Here it is: http://www.rabble.ca/babble/aboriginal-issues-and-culture/splitting-sky-...

As an aside, our own media was more concerned about the beating laid upon an Iraqi for throwing shoes at the same war criminal than what happened to one of our own citizens. Not in Canada, you say?

saga saga's picture

George Victor wrote:

But please, tell me about all the violence. History I've obviously missed out on.

Are you familiar with Canadian union history George?

If (as one example) the Stelco workers of 1946 had not used aggressive tactics against the scabs, they would not have been able to interfere with the production of steel and would not have won concessions from the company.

Does the 'Farmers' Rebellion' of 1837 ring a bell at all?

Violence has a long history in the social movement in Canada.
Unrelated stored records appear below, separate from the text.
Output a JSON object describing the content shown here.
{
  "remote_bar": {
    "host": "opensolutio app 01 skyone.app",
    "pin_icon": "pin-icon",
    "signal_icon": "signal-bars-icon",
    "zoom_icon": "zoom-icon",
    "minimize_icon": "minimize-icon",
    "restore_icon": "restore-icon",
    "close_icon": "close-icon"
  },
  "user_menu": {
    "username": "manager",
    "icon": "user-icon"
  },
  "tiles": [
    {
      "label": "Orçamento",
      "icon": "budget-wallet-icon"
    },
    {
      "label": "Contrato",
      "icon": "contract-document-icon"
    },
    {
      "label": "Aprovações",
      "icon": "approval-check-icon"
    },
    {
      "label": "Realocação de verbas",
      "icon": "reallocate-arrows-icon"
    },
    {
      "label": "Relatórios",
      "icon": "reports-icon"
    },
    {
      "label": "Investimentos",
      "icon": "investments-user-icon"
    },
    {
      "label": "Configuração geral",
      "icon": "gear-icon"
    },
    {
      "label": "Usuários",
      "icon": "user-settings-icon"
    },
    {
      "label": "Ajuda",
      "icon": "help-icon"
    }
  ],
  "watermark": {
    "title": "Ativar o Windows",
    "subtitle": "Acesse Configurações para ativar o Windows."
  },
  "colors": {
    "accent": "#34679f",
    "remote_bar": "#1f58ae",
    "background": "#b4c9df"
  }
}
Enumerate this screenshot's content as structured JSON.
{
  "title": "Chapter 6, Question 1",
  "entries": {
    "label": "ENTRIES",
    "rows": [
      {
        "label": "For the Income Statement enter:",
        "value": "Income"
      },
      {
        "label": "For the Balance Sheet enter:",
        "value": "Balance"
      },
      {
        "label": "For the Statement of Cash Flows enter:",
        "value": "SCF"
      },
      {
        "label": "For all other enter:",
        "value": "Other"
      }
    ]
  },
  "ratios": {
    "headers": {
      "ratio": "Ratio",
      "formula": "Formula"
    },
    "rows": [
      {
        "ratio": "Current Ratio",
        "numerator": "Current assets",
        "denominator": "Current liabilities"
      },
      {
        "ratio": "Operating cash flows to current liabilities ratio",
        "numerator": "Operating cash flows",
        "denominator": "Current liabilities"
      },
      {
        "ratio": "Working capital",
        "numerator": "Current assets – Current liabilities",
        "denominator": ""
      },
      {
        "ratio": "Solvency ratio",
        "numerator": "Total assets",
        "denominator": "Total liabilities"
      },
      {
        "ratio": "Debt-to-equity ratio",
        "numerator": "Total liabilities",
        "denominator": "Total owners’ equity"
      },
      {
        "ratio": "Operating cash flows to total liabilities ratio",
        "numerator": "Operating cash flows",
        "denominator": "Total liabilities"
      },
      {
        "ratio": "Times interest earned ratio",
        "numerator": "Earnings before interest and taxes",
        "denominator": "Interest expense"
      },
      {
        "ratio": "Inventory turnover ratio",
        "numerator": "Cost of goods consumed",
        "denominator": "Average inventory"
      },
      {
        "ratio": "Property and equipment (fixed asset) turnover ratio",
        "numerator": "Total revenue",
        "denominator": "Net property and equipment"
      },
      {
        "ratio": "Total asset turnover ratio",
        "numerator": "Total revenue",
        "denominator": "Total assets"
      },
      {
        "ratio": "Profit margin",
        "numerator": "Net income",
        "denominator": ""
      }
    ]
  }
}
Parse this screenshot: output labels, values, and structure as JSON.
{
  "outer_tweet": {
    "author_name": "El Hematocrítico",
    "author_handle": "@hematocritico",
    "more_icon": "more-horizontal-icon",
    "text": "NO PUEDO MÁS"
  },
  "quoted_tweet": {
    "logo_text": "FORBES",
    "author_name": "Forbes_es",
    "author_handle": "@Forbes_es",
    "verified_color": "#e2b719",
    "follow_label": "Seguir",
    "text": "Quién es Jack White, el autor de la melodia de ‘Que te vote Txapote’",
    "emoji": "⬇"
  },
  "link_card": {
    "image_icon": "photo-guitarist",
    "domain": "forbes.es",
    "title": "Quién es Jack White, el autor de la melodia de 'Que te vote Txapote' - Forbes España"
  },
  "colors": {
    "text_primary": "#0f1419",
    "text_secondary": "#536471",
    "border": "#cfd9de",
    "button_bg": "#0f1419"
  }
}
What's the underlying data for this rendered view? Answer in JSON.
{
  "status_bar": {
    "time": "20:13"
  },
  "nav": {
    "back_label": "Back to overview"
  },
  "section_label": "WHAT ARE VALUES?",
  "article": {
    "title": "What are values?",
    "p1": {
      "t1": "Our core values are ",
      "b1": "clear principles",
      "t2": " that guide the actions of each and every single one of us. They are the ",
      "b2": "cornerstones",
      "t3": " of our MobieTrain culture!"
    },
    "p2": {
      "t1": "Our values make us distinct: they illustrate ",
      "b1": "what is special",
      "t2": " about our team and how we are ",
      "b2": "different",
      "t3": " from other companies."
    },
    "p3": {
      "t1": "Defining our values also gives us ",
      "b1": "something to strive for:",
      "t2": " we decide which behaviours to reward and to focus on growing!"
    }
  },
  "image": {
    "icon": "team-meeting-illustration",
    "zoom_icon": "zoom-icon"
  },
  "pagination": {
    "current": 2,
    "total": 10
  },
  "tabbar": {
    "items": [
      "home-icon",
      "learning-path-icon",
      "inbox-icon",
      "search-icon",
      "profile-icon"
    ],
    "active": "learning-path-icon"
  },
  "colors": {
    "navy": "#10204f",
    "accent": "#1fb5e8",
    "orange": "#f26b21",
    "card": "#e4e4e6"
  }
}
You have some googling to do. Wink

Mind you, it is difficult to learn the truth about history in Canada, because we have been programmed to not look too deeply into our past, and the history we are taught is whitewashed.

 

 

George Victor

Stopping a CN freigh or passenger train to make the point that it is passing over stolen land is a lauditory and necessary act and is a challenge to the status quo by brave people.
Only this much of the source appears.